Povo pacífico e de boa convivência os Kanela fugiram do Maranhão para Miracema do Norte, em Goiás, que ganhou o nome de Miracema do Tocantins, quando do desmembramento goiano para a criação daquele estado. De Miracema chegaram a Luciara, diante da Ilha do Bananal, no final dos anos 1940, quando a cidade não passava de um amontoado de casebres à margem do Araguaia, num ponto perdido do município de Barra do Garças, sem nenhuma estrutura para ser distrito e cujo nome era Mato Verde.
Arredios pelo sofrimento que enfrentaram em seu berço, no Maranhão, assustados e em busca de um pedaço de terra para chamar de seu, os Kanela juntaram-se aos moradores do lugar e aos Karajá, aldeados próximo à vila e na Ilha do Bananal. Tanto eles, quanto os Karajá e os poucos ribeirinhos tinham um medo em comum: os Caiapó, da região do rio Xingu, mas que tinham área de perambulação em Luciara e que eram considerados violentos.

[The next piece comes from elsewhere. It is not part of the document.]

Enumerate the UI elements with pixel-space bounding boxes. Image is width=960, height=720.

Mato Verde, a primeira povoação urbana na área chamada Norte Araguaia, foi fundada pelo pecuarista e aventureiro goiano Lúcio Pereira da Luz, em 10 de maio de 1934 e nos primeiros anos não tinha estilo de vida urbana. As poucas famílias que ali residiam viviam da pesca, do extrativismo e da caça. Alguns barcos que navegavam pelo Araguaia aportavam em seu cais improvisado e os moradores e navegantes faziam escambo. Porém, lentamente foram chegando mais residentes. Os Kanela e os locais miscigenaram, formando a base da população agora identificada como luciarense.
Em 12 de julho de 1961, o povoado de Mato Verde foi elevado a distrito da Barra e em 11 de novembro de 1963 emancipou-se tornando-se sede do município de Luciara. A mudança da denominação foi em homenagem ao fundador do lugar; a palavra Luciara é a junção de Lúcio com Araguaia e quem lançou a luta pela emancipação foi o cartorário na Barra, líder político, escritor e deputado estadual Valdon Varjão, famoso por criar o Discoporto da Barra.

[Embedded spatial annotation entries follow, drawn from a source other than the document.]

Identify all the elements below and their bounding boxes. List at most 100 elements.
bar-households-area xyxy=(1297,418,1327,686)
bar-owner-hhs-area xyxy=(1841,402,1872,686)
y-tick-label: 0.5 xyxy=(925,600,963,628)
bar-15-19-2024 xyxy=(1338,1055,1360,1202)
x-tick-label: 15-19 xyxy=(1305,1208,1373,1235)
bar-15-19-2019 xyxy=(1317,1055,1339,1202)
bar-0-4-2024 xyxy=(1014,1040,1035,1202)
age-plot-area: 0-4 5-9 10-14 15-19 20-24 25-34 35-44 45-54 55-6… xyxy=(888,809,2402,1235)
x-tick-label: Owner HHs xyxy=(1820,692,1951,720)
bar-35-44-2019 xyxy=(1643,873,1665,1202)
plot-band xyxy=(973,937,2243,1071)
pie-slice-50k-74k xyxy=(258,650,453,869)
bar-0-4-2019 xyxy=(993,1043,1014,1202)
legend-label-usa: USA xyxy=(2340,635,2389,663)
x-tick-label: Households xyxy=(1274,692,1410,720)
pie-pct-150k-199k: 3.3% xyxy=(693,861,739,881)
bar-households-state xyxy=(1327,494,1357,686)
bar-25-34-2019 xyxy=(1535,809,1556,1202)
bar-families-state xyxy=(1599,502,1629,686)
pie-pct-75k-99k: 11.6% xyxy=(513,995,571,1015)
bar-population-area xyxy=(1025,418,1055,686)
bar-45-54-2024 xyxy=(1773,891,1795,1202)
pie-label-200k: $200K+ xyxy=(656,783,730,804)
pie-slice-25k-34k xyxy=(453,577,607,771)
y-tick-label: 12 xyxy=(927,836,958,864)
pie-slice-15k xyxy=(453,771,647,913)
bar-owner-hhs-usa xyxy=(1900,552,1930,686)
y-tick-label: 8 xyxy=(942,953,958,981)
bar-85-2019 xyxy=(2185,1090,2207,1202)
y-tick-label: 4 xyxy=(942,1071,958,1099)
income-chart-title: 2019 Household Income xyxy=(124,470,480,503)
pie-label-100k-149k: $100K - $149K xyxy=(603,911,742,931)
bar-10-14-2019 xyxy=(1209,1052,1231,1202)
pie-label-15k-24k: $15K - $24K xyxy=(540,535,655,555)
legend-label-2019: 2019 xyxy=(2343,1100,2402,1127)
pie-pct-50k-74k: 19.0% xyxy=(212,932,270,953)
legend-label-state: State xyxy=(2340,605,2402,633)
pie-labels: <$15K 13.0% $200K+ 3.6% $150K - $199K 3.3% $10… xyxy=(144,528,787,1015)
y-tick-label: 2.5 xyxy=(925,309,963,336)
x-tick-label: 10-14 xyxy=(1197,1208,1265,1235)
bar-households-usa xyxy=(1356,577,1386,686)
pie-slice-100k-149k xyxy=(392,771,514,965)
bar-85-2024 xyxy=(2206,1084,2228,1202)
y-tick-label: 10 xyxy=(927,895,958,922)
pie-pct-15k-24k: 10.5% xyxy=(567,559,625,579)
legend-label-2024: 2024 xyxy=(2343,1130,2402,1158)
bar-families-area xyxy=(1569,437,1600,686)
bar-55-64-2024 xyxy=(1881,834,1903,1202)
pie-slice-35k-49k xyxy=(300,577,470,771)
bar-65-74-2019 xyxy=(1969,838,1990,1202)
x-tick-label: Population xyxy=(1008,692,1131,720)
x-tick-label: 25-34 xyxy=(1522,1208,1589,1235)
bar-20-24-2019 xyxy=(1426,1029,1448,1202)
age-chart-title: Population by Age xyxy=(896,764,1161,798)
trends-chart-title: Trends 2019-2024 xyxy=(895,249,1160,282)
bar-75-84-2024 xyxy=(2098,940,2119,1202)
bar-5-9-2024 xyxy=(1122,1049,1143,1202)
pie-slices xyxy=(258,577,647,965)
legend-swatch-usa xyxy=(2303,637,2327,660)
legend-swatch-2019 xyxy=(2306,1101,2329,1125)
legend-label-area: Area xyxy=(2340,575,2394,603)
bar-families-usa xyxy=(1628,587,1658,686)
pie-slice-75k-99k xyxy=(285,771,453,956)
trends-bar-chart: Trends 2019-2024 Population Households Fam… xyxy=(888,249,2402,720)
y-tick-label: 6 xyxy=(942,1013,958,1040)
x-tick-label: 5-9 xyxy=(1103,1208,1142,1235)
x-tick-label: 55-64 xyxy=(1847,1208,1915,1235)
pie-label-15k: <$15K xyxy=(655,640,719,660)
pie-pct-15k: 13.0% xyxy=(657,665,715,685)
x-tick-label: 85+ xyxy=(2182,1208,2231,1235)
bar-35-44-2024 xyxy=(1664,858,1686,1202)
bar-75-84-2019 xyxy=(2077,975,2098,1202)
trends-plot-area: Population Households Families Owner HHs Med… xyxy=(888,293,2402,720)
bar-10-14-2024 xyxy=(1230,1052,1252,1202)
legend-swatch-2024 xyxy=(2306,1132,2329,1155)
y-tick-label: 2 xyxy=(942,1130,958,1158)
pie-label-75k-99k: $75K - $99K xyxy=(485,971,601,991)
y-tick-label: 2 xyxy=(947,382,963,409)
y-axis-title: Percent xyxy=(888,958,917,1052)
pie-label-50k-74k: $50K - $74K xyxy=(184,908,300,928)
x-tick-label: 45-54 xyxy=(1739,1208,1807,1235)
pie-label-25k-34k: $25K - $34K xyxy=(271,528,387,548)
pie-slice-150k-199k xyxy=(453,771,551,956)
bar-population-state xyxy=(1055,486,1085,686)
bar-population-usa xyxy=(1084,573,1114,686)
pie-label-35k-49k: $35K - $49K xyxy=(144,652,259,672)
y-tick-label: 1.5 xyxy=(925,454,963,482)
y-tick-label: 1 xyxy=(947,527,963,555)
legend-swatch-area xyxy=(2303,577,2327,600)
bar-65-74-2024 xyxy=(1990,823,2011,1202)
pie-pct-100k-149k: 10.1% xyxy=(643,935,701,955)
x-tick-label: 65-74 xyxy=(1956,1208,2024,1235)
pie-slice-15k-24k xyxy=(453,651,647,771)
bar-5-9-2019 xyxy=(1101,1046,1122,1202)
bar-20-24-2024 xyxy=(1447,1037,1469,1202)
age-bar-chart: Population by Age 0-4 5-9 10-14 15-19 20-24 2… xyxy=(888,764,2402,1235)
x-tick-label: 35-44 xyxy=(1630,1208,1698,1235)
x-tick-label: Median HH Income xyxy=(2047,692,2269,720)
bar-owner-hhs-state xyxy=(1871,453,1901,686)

Lúcio Pereira da Luz, o colonizador, foi o primeiro prefeito de Luciara, cuja população é tradicional e com pouca renovação. Tanto assim, que José Liton, filho do colonizador, e sua filha Noely Paciente Luz, sua neta, também foram prefeitos do município.

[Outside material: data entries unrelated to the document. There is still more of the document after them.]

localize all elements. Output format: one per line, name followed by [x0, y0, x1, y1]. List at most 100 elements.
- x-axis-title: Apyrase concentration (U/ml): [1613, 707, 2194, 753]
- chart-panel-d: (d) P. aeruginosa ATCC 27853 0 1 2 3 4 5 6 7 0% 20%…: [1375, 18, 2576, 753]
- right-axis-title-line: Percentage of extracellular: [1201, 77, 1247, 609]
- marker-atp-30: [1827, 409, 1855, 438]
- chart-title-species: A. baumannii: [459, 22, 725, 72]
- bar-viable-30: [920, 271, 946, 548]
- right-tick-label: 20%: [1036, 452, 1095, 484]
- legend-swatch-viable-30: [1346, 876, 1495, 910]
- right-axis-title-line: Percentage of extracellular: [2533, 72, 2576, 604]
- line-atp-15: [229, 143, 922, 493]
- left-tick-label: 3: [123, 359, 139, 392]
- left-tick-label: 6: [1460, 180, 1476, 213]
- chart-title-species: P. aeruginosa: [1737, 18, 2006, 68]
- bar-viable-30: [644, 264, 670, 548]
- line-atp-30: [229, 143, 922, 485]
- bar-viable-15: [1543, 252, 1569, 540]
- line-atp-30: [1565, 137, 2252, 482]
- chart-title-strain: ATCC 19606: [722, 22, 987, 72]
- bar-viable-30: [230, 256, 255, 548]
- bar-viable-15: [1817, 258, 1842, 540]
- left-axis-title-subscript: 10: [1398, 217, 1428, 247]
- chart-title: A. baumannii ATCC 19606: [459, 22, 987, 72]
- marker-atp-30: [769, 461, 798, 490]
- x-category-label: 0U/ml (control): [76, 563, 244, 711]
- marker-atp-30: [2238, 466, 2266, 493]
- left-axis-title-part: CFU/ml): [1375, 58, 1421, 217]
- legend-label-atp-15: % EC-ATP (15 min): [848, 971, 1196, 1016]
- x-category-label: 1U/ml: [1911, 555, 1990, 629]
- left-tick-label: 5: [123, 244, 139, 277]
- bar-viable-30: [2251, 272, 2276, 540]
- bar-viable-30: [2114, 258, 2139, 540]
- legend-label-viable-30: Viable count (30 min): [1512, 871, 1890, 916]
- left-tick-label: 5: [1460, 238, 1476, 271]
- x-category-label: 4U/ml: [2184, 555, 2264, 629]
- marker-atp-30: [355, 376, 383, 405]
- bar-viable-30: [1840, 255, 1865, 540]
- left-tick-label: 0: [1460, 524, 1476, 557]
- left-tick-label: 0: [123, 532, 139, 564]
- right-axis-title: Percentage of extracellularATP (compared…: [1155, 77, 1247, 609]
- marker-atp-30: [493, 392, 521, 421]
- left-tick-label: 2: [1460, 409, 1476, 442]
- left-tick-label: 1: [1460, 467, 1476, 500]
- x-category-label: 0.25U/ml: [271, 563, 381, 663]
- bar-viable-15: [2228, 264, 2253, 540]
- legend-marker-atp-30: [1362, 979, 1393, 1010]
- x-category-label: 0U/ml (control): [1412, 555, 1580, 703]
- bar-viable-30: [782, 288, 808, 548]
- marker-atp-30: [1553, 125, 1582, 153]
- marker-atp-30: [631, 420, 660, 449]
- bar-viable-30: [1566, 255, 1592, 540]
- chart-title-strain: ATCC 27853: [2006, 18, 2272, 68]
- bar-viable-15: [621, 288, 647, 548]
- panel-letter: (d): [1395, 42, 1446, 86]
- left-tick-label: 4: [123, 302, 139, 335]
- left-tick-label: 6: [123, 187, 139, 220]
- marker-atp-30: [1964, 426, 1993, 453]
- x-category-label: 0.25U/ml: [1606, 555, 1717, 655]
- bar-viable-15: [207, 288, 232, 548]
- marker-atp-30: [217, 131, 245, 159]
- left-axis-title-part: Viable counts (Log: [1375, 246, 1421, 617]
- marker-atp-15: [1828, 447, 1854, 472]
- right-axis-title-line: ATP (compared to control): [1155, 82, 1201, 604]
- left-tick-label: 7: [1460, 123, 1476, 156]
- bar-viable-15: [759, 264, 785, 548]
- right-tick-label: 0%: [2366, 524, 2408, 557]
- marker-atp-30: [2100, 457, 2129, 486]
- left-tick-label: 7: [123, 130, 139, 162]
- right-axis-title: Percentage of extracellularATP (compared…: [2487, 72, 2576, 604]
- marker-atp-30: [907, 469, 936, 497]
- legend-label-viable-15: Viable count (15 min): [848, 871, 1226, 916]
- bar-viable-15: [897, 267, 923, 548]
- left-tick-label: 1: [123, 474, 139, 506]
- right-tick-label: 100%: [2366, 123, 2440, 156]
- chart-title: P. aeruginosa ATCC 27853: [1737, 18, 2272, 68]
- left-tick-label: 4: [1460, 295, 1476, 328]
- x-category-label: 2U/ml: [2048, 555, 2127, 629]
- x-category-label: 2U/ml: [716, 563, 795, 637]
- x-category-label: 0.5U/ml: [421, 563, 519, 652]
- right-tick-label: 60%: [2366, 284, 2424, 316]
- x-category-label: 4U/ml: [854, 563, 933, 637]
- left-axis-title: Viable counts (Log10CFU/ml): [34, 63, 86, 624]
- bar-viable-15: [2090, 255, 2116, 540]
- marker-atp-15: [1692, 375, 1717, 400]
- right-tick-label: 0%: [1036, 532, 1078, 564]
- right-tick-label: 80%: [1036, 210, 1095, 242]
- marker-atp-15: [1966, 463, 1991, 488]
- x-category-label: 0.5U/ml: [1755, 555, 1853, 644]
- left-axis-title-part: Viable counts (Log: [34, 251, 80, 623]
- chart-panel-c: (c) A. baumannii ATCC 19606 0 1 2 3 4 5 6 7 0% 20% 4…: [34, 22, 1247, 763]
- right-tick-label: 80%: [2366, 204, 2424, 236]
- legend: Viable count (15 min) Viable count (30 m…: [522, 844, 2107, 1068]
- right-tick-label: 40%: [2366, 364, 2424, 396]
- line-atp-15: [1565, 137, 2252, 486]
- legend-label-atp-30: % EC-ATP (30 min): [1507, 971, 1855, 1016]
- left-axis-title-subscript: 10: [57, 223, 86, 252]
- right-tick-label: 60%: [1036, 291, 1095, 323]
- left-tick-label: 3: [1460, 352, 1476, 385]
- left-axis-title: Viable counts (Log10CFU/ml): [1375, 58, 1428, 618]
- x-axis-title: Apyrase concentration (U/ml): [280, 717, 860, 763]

Mesmo integrados à população de Mato Verde, os Kanela sentiram que precisavam deixar a zona urbana e partiram em busca de um território; eles o encontraram à margem do rio Tapirapé, afluente do Araguaia. À época, a região era desabitada e as terras, praticamente todas, devolutas.
Em 2013, com o povo Kanela vivendo em paz, uma liminar da Justiça os expulsou da área onde estavam aldeados. Os mais velhos reviveram o drama que enfrentaram no Maranhão e que os forçou a vir para Mato Grosso. Porém, um ano depois foram realocados no local onde estavam e que se encontram agora.
Povo evoluído, com vários jovens orgulhosos de seus diplomas universitários e com parte de sua juventude matriculada em cursos no campus da Universidade do Estado de Mato Grosso (Unemat) em Luciara, os Kanela durante muitos anos conviveram com a dualidade de não serem donos de uma área para aldeamento numa região onde nos anos 1960 e 1970 o governo federal pela Superintendência do Desenvolvimento da Amazônia (Sudam), não somente distribuiu glebas para grandes empresários, como injetou financiamentos ‘de pai para filho’ nos projetos agropecuários que desenvolviam. Dentre os contemplados com a dinheirama do governo, Sílvio Santos – o Homem do Baú – e Wagner Canhedo, que simplesmente foi dono da Vasp.
O sonho com a titulação do território sempre está presente em todos e mobiliza os adultos, tendo à frente o líder João da Vitalina, que preside o Conselho dos Anciões de sua aldeia, composto por 13 indivíduos, e que por três vezes foi vereador em Luciara, mas que deixou a política partidária de lado para peregrinar por gabinetes em Cuiabá e Brasília em busca da legalização da terra de seu povo.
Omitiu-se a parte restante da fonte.